Un giro a campione compiuto da chi scrive tra i siti di piccoli Comuni del Nord, del Centro e del Meridione mostra, non a caso, molta disomogeneità: si va da alcuni Comuni che hanno recepito solo il PagoPA e non consentono di utilizzare SPID per accedere a specifici servizi online, se non per la procedura di pagamento a Comuni che hanno (correttamente) l’intera sezione dei servizi online consultabile via SPID e CIE a situazioni intermedie di Comuni che abbinano, in alcuni servizi, proprie credenziali (es. per le multe o i tributi locali) all’accesso SPID in alcune tipologie di servizi. Questa disomogeneità rischia di ripercuotersi sul territorio servito: l’identità elettronica si diffonde in tanto in quanto viene percepita come utile e, se utilizzata per pochi servizi, viene attivata in occasione dell’uso dello specifico servizio e poi dimenticata… non entra nelle abitudini dell’individuo e viene vissuta come una “complicazione”. Molto diverso se viene percepita come una credenziale che si può usare ovunque e con frequenza… solo allora è un fattore di semplificazione e cittadinanza digitale.

Anche alcune agenzie governative ed Autorità indipendenti sembrano ancora fare poco uso delle identità elettroniche per i servizi online, richiedendo – ad esempio per le proprie procedure di segnalazione utenti – di effettuare registrazioni su sistemi che non contemplano SPID e CIE. Da notare invece che i servizi del punto d’accesso alla Giustizia, fondamentale per gli avvocati, sono da qualche tempo accessibili via SPID/CIE, che dunque risulta utilizzabile per il processo telematico civile e penale.

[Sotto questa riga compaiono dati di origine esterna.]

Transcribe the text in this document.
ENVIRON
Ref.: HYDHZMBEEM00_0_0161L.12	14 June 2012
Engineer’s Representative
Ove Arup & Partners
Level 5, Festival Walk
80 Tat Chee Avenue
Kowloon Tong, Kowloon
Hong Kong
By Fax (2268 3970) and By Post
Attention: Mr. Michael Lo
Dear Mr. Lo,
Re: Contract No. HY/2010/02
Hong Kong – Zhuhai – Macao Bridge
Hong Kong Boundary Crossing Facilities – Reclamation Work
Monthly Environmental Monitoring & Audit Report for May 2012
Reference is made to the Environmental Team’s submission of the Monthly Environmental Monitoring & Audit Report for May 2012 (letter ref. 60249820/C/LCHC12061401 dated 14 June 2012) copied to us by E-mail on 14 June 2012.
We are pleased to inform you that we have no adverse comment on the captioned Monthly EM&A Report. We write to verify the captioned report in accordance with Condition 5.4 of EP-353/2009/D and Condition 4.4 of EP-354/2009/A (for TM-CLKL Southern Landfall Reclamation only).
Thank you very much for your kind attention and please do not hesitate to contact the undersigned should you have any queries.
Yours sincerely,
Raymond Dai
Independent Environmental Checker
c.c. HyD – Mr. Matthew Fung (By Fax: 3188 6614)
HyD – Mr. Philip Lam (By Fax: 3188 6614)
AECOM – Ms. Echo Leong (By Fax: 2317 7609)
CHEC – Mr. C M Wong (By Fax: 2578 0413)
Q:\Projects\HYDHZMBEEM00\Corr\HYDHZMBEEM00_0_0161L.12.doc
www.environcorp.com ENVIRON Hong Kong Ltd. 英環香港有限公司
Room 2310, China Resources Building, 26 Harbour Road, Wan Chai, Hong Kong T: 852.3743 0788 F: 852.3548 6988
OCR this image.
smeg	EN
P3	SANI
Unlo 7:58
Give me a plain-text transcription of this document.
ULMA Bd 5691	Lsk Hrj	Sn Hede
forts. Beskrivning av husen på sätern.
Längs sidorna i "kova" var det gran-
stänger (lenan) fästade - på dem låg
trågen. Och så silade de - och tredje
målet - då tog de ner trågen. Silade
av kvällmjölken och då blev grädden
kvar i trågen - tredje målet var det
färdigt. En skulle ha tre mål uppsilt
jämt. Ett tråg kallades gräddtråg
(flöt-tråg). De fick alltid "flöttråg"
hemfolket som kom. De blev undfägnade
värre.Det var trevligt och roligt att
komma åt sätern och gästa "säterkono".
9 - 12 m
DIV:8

Identità digitale, da dove siamo partiti e dove siamo ora

D’altra parte, quando iniziò il lavoro su SPID il gruppo di lavoro – del quale chi scrive ha avuto l’onore di far parte – partì da un dato: la Pubblica Amministrazione italiana usava oltre 100.000 credenziali diverse per far accedere i cittadini ai propri servizi. L’identità elettronica ha il compito di sostituirle tutte ed il lavoro – a quanto sembra – è ormai ben avviato ma ben lungi dall’essere concluso e, in questo senso, sarà fondamentale ben utilizzare le risorse del PNRR senza sprecare tempo e senza indugi, anche – se necessario – per migliorare SPID e CIE, ma senza buttare alle ortiche il lavoro svolto. È dunque innegabile che nel 2023 sia importante rafforzare il sistema CIE: nel 2022 è stata formalmente aperta la porta ai provider ed aggregatori di servizi privati già accreditati per servizi SPID ma il Ministero dell’Interno – ente responsabile del governo di CIE – non è ancora dotato di poteri e strutture di vigilanza analoghe a quelli di Agid: il Decreto dell’ottobre 2022 che prevede l’accreditamento dei nuovi fornitori di servizi e aggregatori CIE nemmeno prevede che vi sia vigilanza ma solo “monitoraggio” da parte del Ministero e non sembrano applicabili le sanzioni previste per le violazioni relative al sistema SPID e dunque, poiché ora è stata attivata la possibilità di uso nei servizi privati di CIE anche con livello 2 è imperativo portare le strutture di regolamentazione e vigilanza di CIE alla pari con quelle di SPID, per non minare la sicurezza del sistema e creare una facile porta di accesso utilizzi poco vigilati dell’identità.

La diffusione di PagoPA

Veniamo alla diffusione di PagoPA. I resoconti di fine anno sui dati delle transazioni, stando alle interpretazioni che si leggono, testimonierebbero l’uso pervasivo del sistema.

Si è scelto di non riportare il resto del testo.